The vessels, X-20 and X-23, crossed the Channel days before the invasion of Normandy on a dangerous mission to gather key intelligence about the landing beaches.
Now, 77 years on from their mission, Portsmouth has paid tribute to the courageous submariners and their boats in the form of a commemorative plaque, unveiled at the Normandy wall of city’s D-Day Story museum.
Members of the Portsmouth and Gosport branches of the Submariners’ Association joined with the Lord Mayor of Portsmouth, Councillor Frank Jonas and Colonel Charles Ackroyd from the Portsmouth D-Day Museum Trust to mark the occasion.
Cllr Jonas was full of admiration for the crews of the two mini subs, who he described as ‘heroic’.
‘The crews of X-20 and X-23 performed a difficult job in hazardous conditions, and the work that submariners did in carrying out reconnaissance before and aiding navigation during D-Day played a critical role in helping the landings to succeed,’ he said.
‘As a city we are very proud of our naval heritage, including our part in the history of the Royal Navy’s submarine service.

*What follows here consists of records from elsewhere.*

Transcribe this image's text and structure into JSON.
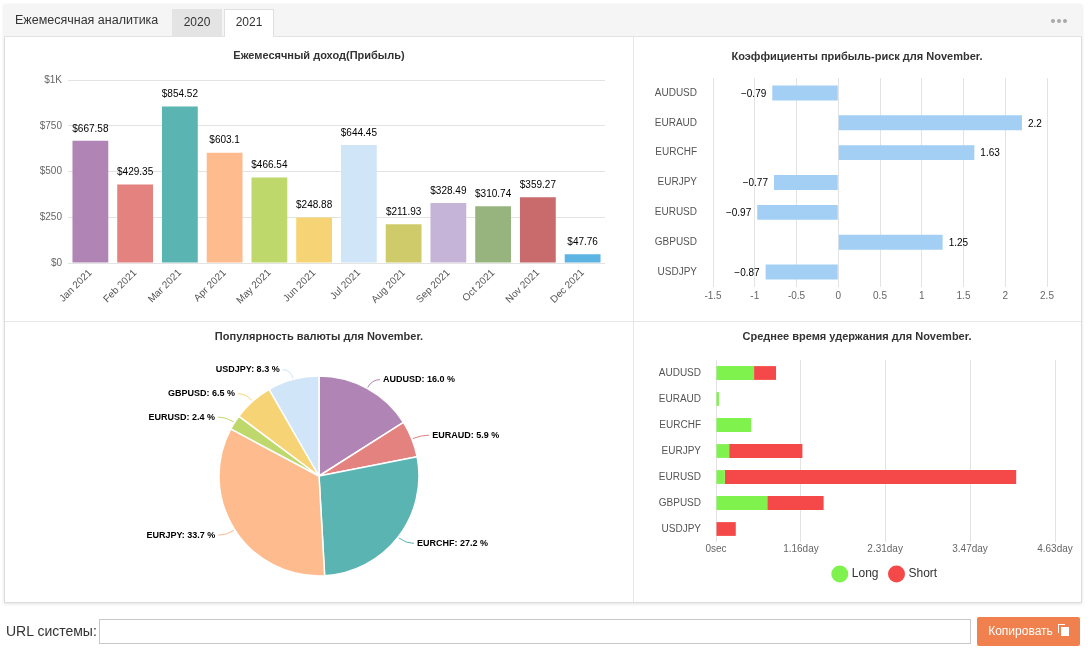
{
  "chart_data": [
    {
      "type": "other",
      "annotations": [
        "Ежемесячная аналитика",
        "2020",
        "2021"
      ]
    },
    {
      "type": "bar",
      "title": "Ежемесячный доход(Прибыль)",
      "categories": [
        "Jan 2021",
        "Feb 2021",
        "Mar 2021",
        "Apr 2021",
        "May 2021",
        "Jun 2021",
        "Jul 2021",
        "Aug 2021",
        "Sep 2021",
        "Oct 2021",
        "Nov 2021",
        "Dec 2021"
      ],
      "values": [
        667.58,
        429.35,
        854.52,
        603.1,
        466.54,
        248.88,
        644.45,
        211.93,
        328.49,
        310.74,
        359.27,
        47.76
      ],
      "colors": [
        "#b085b5",
        "#e3827f",
        "#5ab4b2",
        "#fdbb8e",
        "#bfd86c",
        "#f6d475",
        "#d0e5f8",
        "#cfcb6a",
        "#c5b4d8",
        "#98b47e",
        "#c96b6d",
        "#5cb4e2"
      ],
      "value_labels": [
        "$667.58",
        "$429.35",
        "$854.52",
        "$603.1",
        "$466.54",
        "$248.88",
        "$644.45",
        "$211.93",
        "$328.49",
        "$310.74",
        "$359.27",
        "$47.76"
      ],
      "ylim": [
        0,
        1000
      ],
      "yticks": [
        {
          "value": 0,
          "label": "$0"
        },
        {
          "value": 250,
          "label": "$250"
        },
        {
          "value": 500,
          "label": "$500"
        },
        {
          "value": 750,
          "label": "$750"
        },
        {
          "value": 1000,
          "label": "$1K"
        }
      ],
      "grid": "y"
    },
    {
      "type": "bar",
      "orientation": "horizontal",
      "title": "Коэффициенты прибыль-риск для November.",
      "categories": [
        "AUDUSD",
        "EURAUD",
        "EURCHF",
        "EURJPY",
        "EURUSD",
        "GBPUSD",
        "USDJPY"
      ],
      "values": [
        -0.79,
        2.2,
        1.63,
        -0.77,
        -0.97,
        1.25,
        -0.87
      ],
      "color": "#a3cff5",
      "value_labels": [
        "−0.79",
        "2.2",
        "1.63",
        "−0.77",
        "−0.97",
        "1.25",
        "−0.87"
      ],
      "xlim": [
        -1.5,
        2.5
      ],
      "xticks": [
        -1.5,
        -1,
        -0.5,
        0,
        0.5,
        1,
        1.5,
        2,
        2.5
      ],
      "grid": "x"
    },
    {
      "type": "pie",
      "title": "Популярность валюты для November.",
      "categories": [
        "AUDUSD",
        "EURAUD",
        "EURCHF",
        "EURJPY",
        "EURUSD",
        "GBPUSD",
        "USDJPY"
      ],
      "values": [
        16.0,
        5.9,
        27.2,
        33.7,
        2.4,
        6.5,
        8.3
      ],
      "colors": [
        "#b085b5",
        "#e3827f",
        "#5ab4b2",
        "#fdbb8e",
        "#bfd86c",
        "#f6d475",
        "#d0e5f8"
      ],
      "value_labels": [
        "16.0 %",
        "5.9 %",
        "27.2 %",
        "33.7 %",
        "2.4 %",
        "6.5 %",
        "8.3 %"
      ]
    },
    {
      "type": "bar",
      "orientation": "horizontal",
      "stacked": true,
      "title": "Среднее время удержания для November.",
      "categories": [
        "AUDUSD",
        "EURAUD",
        "EURCHF",
        "EURJPY",
        "EURUSD",
        "GBPUSD",
        "USDJPY"
      ],
      "series": [
        {
          "name": "Long",
          "color": "#7ff24d",
          "values": [
            0.52,
            0.04,
            0.48,
            0.18,
            0.12,
            0.7,
            null
          ]
        },
        {
          "name": "Short",
          "color": "#f54848",
          "values": [
            0.3,
            null,
            null,
            1.0,
            3.98,
            0.77,
            0.27
          ]
        }
      ],
      "xlim": [
        0,
        4.63
      ],
      "xticks": [
        {
          "value": 0,
          "label": "0sec"
        },
        {
          "value": 1.16,
          "label": "1.16day"
        },
        {
          "value": 2.31,
          "label": "2.31day"
        },
        {
          "value": 3.47,
          "label": "3.47day"
        },
        {
          "value": 4.63,
          "label": "4.63day"
        }
      ],
      "grid": "x",
      "legend": "bottom"
    },
    {
      "type": "other",
      "annotations": [
        "URL системы:",
        "Копировать"
      ]
    }
  ]
}
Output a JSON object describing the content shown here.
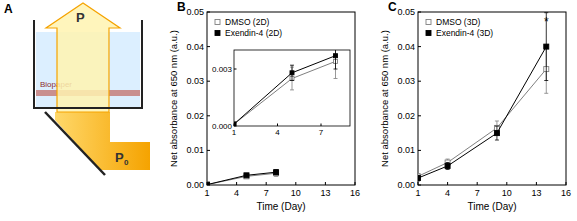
{
  "diagram": {
    "panel_label": "A",
    "output_label": "P",
    "input_label": "P",
    "input_subscript": "0",
    "layer_label": "Biopaper"
  },
  "chart_data": [
    {
      "type": "line",
      "title": "B",
      "x_label": "Time (Day)",
      "y_label": "Net absorbance at 650 nm (a.u.)",
      "xlim": [
        1,
        16
      ],
      "ylim": [
        0,
        0.05
      ],
      "xticks": [
        1,
        4,
        7,
        10,
        13,
        16
      ],
      "yticks": [
        {
          "value": 0,
          "label": "0.00"
        },
        {
          "value": 0.01,
          "label": "0.01"
        },
        {
          "value": 0.02,
          "label": "0.02"
        },
        {
          "value": 0.03,
          "label": "0.03"
        },
        {
          "value": 0.04,
          "label": "0.04"
        },
        {
          "value": 0.05,
          "label": "0.05"
        }
      ],
      "legend": "upper left",
      "x": [
        1,
        5,
        8
      ],
      "series": [
        {
          "name": "DMSO (2D)",
          "color": "#7f7f7f",
          "marker": "square_open",
          "line_style": "solid",
          "values": [
            0.0001,
            0.0025,
            0.0034
          ],
          "errors": [
            0.0001,
            0.0006,
            0.0009
          ]
        },
        {
          "name": "Exendin-4 (2D)",
          "color": "#000000",
          "marker": "square",
          "line_style": "solid",
          "values": [
            0.0001,
            0.0028,
            0.0037
          ],
          "errors": [
            0.0001,
            0.0004,
            0.0007
          ]
        }
      ],
      "inset": {
        "xlim": [
          1,
          9
        ],
        "ylim": [
          0,
          0.004
        ],
        "xticks": [
          1,
          4,
          7
        ],
        "yticks": [
          {
            "value": 0,
            "label": "0.000"
          },
          {
            "value": 0.003,
            "label": "0.003"
          }
        ]
      }
    },
    {
      "type": "line",
      "title": "C",
      "x_label": "Time (Day)",
      "y_label": "Net absorbance at 650 nm (a.u.)",
      "xlim": [
        1,
        16
      ],
      "ylim": [
        0,
        0.05
      ],
      "xticks": [
        1,
        4,
        7,
        10,
        13,
        16
      ],
      "yticks": [
        {
          "value": 0,
          "label": "0.00"
        },
        {
          "value": 0.01,
          "label": "0.01"
        },
        {
          "value": 0.02,
          "label": "0.02"
        },
        {
          "value": 0.03,
          "label": "0.03"
        },
        {
          "value": 0.04,
          "label": "0.04"
        },
        {
          "value": 0.05,
          "label": "0.05"
        }
      ],
      "legend": "upper left",
      "x": [
        1,
        4,
        9,
        14
      ],
      "series": [
        {
          "name": "DMSO (3D)",
          "color": "#7f7f7f",
          "marker": "square_open",
          "line_style": "solid",
          "values": [
            0.0025,
            0.0065,
            0.0165,
            0.0335
          ],
          "errors": [
            0.0008,
            0.001,
            0.002,
            0.007
          ]
        },
        {
          "name": "Exendin-4 (3D)",
          "color": "#000000",
          "marker": "square",
          "line_style": "solid",
          "values": [
            0.002,
            0.0055,
            0.015,
            0.04
          ],
          "errors": [
            0.0008,
            0.001,
            0.002,
            0.0098
          ]
        }
      ],
      "annotations": [
        {
          "text": "*",
          "x": 14,
          "y": 0.0475
        }
      ]
    }
  ]
}
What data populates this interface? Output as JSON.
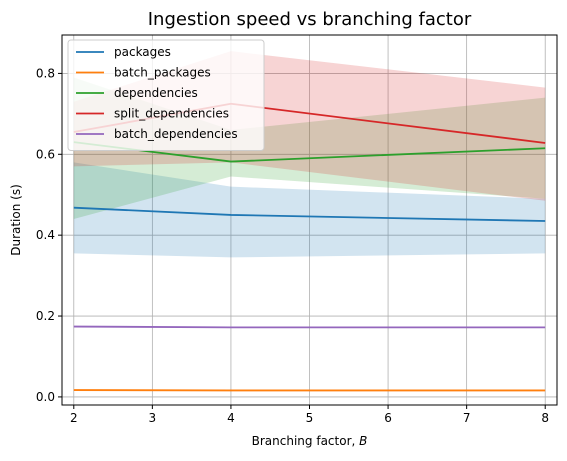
{
  "chart_data": {
    "type": "line",
    "title": "Ingestion speed vs branching factor",
    "xlabel": "Branching factor, ",
    "xlabel_var": "B",
    "ylabel": "Duration (s)",
    "xlim": [
      1.85,
      8.15
    ],
    "ylim": [
      -0.02,
      0.895
    ],
    "xticks": [
      2,
      3,
      4,
      5,
      6,
      7,
      8
    ],
    "yticks": [
      0.0,
      0.2,
      0.4,
      0.6,
      0.8
    ],
    "ytick_labels": [
      "0.0",
      "0.2",
      "0.4",
      "0.6",
      "0.8"
    ],
    "grid": true,
    "legend_position": "upper-left",
    "x": [
      2,
      4,
      8
    ],
    "series": [
      {
        "name": "packages",
        "color": "#1f77b4",
        "values": [
          0.468,
          0.45,
          0.435
        ],
        "band_low": [
          0.355,
          0.345,
          0.355
        ],
        "band_high": [
          0.58,
          0.52,
          0.49
        ]
      },
      {
        "name": "batch_packages",
        "color": "#ff7f0e",
        "values": [
          0.017,
          0.016,
          0.016
        ],
        "band_low": [
          0.015,
          0.015,
          0.015
        ],
        "band_high": [
          0.019,
          0.018,
          0.018
        ]
      },
      {
        "name": "dependencies",
        "color": "#2ca02c",
        "values": [
          0.63,
          0.582,
          0.615
        ],
        "band_low": [
          0.44,
          0.545,
          0.49
        ],
        "band_high": [
          0.79,
          0.66,
          0.74
        ]
      },
      {
        "name": "split_dependencies",
        "color": "#d62728",
        "values": [
          0.655,
          0.725,
          0.628
        ],
        "band_low": [
          0.57,
          0.58,
          0.485
        ],
        "band_high": [
          0.73,
          0.855,
          0.765
        ]
      },
      {
        "name": "batch_dependencies",
        "color": "#9467bd",
        "values": [
          0.174,
          0.172,
          0.172
        ],
        "band_low": [
          0.172,
          0.17,
          0.17
        ],
        "band_high": [
          0.176,
          0.174,
          0.174
        ]
      }
    ]
  }
}
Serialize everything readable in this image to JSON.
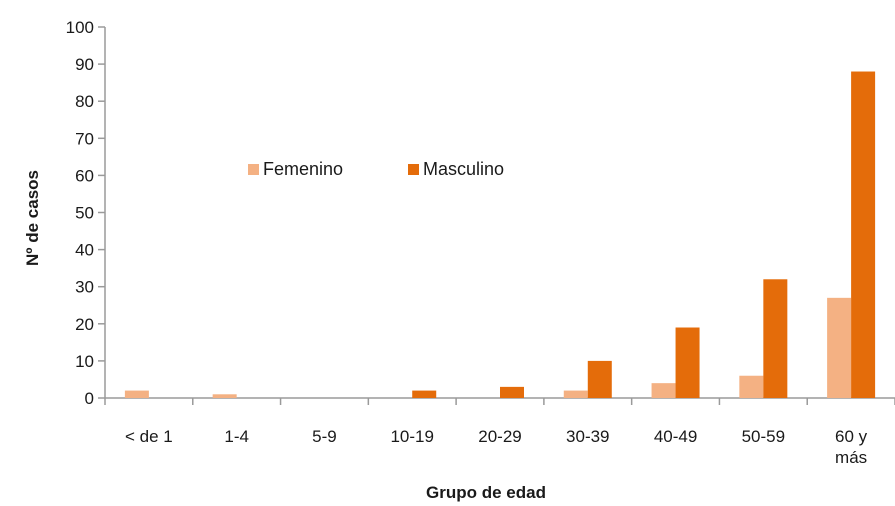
{
  "chart_data": {
    "type": "bar",
    "categories": [
      "< de 1",
      "1-4",
      "5-9",
      "10-19",
      "20-29",
      "30-39",
      "40-49",
      "50-59",
      "60 y más"
    ],
    "category_lines": [
      [
        "< de 1"
      ],
      [
        "1-4"
      ],
      [
        "5-9"
      ],
      [
        "10-19"
      ],
      [
        "20-29"
      ],
      [
        "30-39"
      ],
      [
        "40-49"
      ],
      [
        "50-59"
      ],
      [
        "60 y",
        "más"
      ]
    ],
    "series": [
      {
        "name": "Femenino",
        "color": "#f4b183",
        "values": [
          2,
          1,
          0,
          0,
          0,
          2,
          4,
          6,
          27
        ]
      },
      {
        "name": "Masculino",
        "color": "#e46c0a",
        "values": [
          0,
          0,
          0,
          2,
          3,
          10,
          19,
          32,
          88
        ]
      }
    ],
    "xlabel": "Grupo de edad",
    "ylabel": "Nº de casos",
    "ylim": [
      0,
      100
    ],
    "yticks": [
      0,
      10,
      20,
      30,
      40,
      50,
      60,
      70,
      80,
      90,
      100
    ],
    "grid": false,
    "legend_position": "upper-left inside plot"
  }
}
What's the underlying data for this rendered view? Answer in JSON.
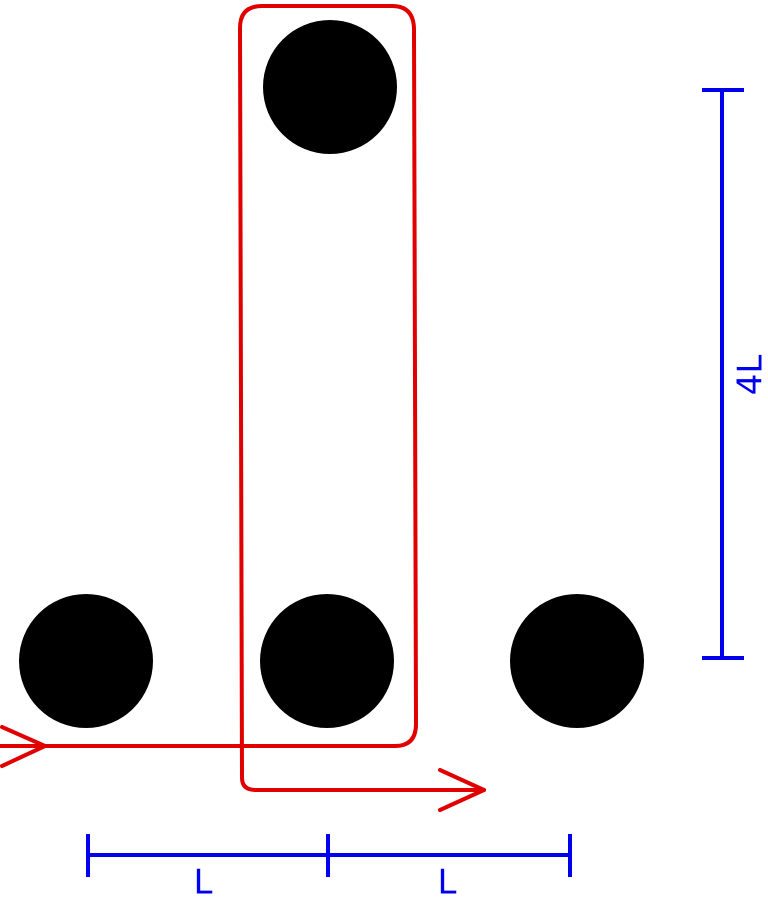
{
  "dimensions": {
    "vertical": "4L",
    "horizontal": [
      "L",
      "L"
    ]
  }
}
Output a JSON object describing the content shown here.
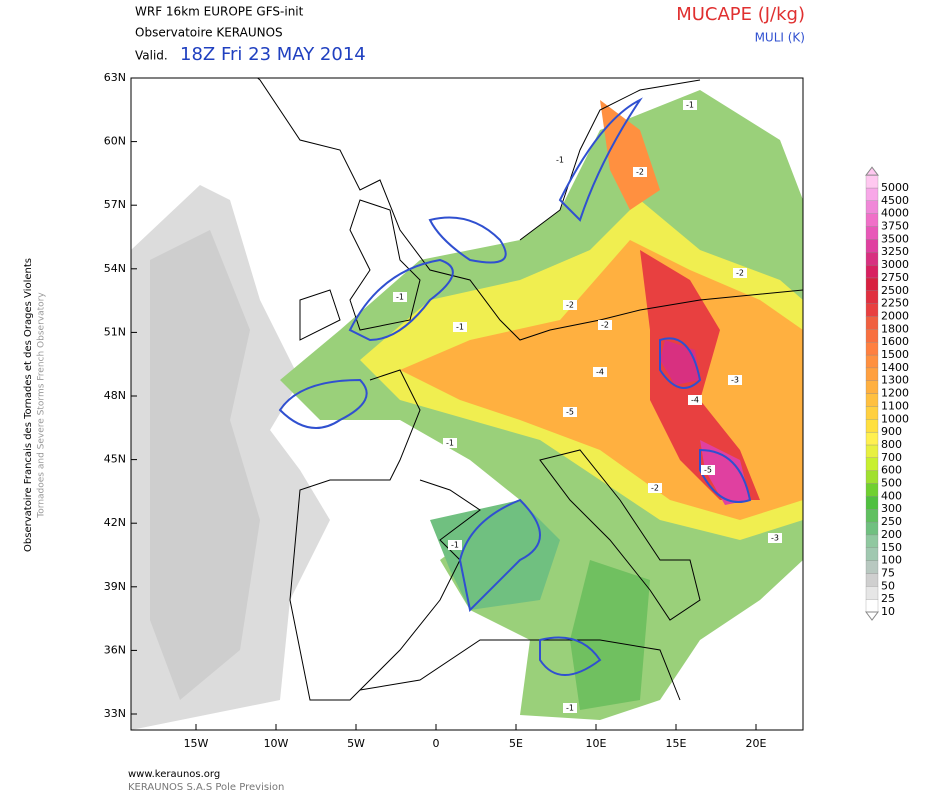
{
  "header": {
    "model": "WRF 16km EUROPE  GFS-init",
    "source": "Observatoire KERAUNOS",
    "valid_label": "Valid.",
    "valid_time": "18Z Fri 23 MAY 2014",
    "field": "MUCAPE (J/kg)",
    "contour": "MULI (K)"
  },
  "side": {
    "french": "Observatoire Francais des Tornades et des Orages Violents",
    "english": "Tornadoes and Severe Storms French Observatory"
  },
  "footer": {
    "url": "www.keraunos.org",
    "company": "KERAUNOS S.A.S Pole Prevision"
  },
  "map": {
    "lat_ticks": [
      "63N",
      "60N",
      "57N",
      "54N",
      "51N",
      "48N",
      "45N",
      "42N",
      "39N",
      "36N",
      "33N"
    ],
    "lon_ticks": [
      "15W",
      "10W",
      "5W",
      "0",
      "5E",
      "10E",
      "15E",
      "20E"
    ],
    "contour_labels": [
      "-1",
      "-1",
      "-2",
      "-1",
      "-1",
      "-2",
      "-2",
      "-4",
      "-5",
      "-3",
      "-5",
      "-4",
      "-1",
      "-2",
      "-3",
      "-2",
      "-1",
      "-1"
    ]
  },
  "colorbar": {
    "levels": [
      10,
      25,
      50,
      75,
      100,
      150,
      200,
      250,
      300,
      400,
      500,
      600,
      700,
      800,
      900,
      1000,
      1100,
      1200,
      1300,
      1400,
      1500,
      1600,
      1800,
      2000,
      2250,
      2500,
      2750,
      3000,
      3250,
      3500,
      3750,
      4000,
      4500,
      5000
    ],
    "colors": [
      "#ffffff",
      "#e6e6e6",
      "#cfcfcf",
      "#b8c8c0",
      "#a0c8b0",
      "#90c8a0",
      "#70c080",
      "#60c060",
      "#50c040",
      "#70d030",
      "#a0e030",
      "#c8f030",
      "#e8f040",
      "#fff050",
      "#ffe040",
      "#ffd040",
      "#ffc040",
      "#ffb040",
      "#ffa040",
      "#ff9040",
      "#ff8040",
      "#f87040",
      "#f06040",
      "#e84040",
      "#e03040",
      "#d82040",
      "#d82060",
      "#d83080",
      "#e040a0",
      "#e858b8",
      "#f070c8",
      "#f088d8",
      "#f8a8e8",
      "#ffc8f0"
    ]
  }
}
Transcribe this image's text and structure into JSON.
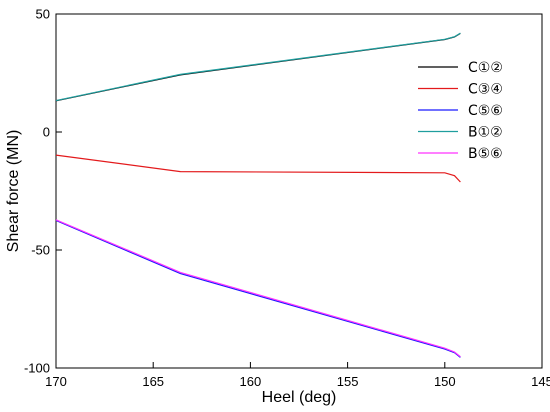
{
  "chart_data": {
    "type": "line",
    "title": "",
    "xlabel": "Heel (deg)",
    "ylabel": "Shear force (MN)",
    "xlim": [
      170,
      145
    ],
    "ylim": [
      -100,
      50
    ],
    "x_reversed": true,
    "x_ticks": [
      170,
      165,
      160,
      155,
      150,
      145
    ],
    "y_ticks": [
      50,
      0,
      -50,
      -100
    ],
    "grid": false,
    "legend": "top-right",
    "series": [
      {
        "name": "C①②",
        "color": "#000000",
        "x": [
          170,
          163.6,
          150,
          149.5,
          149.2
        ],
        "y": [
          13.2,
          24.2,
          39.2,
          40.3,
          41.8
        ]
      },
      {
        "name": "C③④",
        "color": "#e31a1c",
        "x": [
          170,
          163.6,
          150,
          149.5,
          149.2
        ],
        "y": [
          -9.8,
          -16.8,
          -17.3,
          -18.5,
          -21.2
        ]
      },
      {
        "name": "C⑤⑥",
        "color": "#1a1aff",
        "x": [
          170,
          163.6,
          150,
          149.5,
          149.2
        ],
        "y": [
          -37.5,
          -60.0,
          -92.0,
          -93.5,
          -95.5
        ]
      },
      {
        "name": "B①②",
        "color": "#1f9e9e",
        "x": [
          170,
          163.6,
          150,
          149.5,
          149.2
        ],
        "y": [
          13.3,
          24.4,
          39.3,
          40.4,
          41.9
        ]
      },
      {
        "name": "B⑤⑥",
        "color": "#ff33ff",
        "x": [
          170,
          163.6,
          150,
          149.5,
          149.2
        ],
        "y": [
          -37.2,
          -59.5,
          -91.6,
          -93.2,
          -95.2
        ]
      }
    ]
  }
}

‘Many Portsmouth sailors have served in submarines for over 100 years, and seeing that the service of their shipmates has been recognised will mean a great deal to them and their families.’
The crews of the X-boats were made up of commandos from the elite Combined Operations Pilotage and Reconnaissance Parties, formed on the orders of Lord Louis Mountbatten.
They launched from Hayling Island five days before the original June 5 date of D-Day.
Each midget submarine had a crew of five men and at just 51ft in length and 6ft wide, conditions were cramped.
Their role was to gather intelligence on the beaches and the type of sand to ensure Allied vehicles could safely land on it.
They also helped guide the enormous armada of 7,000 naval vessels taking part in the Allied invasion of France during the Second World War.
Serving submariner Warrant Officer Class 1 Steve Thorpe attended the plaque unveiling.
The Portsmouth-based sailor, who has served on a number of different submarines during his 36-year naval career, said it was a proud moment.
‘It’s vitally important that the heritage is continued and their memories live on,’ he added. ‘They endured so many hardships. People think today modern submarines are tough but it is nothing compared to what they had to endure.’
Veteran submariner Peter Goodwin was behind the design of the plaque. The 70-year-old from Southsea, who served 18 years in the submarine service, said: ‘This means a lot to me. People talk a lot about the military side of D-Day but they don’t realise what sort of a role the Royal Navy played – especially the submarine service.
‘They had such an important job. It’s great they have been remembered here in Portsmouth.’
Pat Wilson, 82, of Portchester – who was a cook in the submarine service during the 1960s – added: ‘This is very special. I met people face-to-face who served in these boats. I can’t imagine how cramped it had to have been.’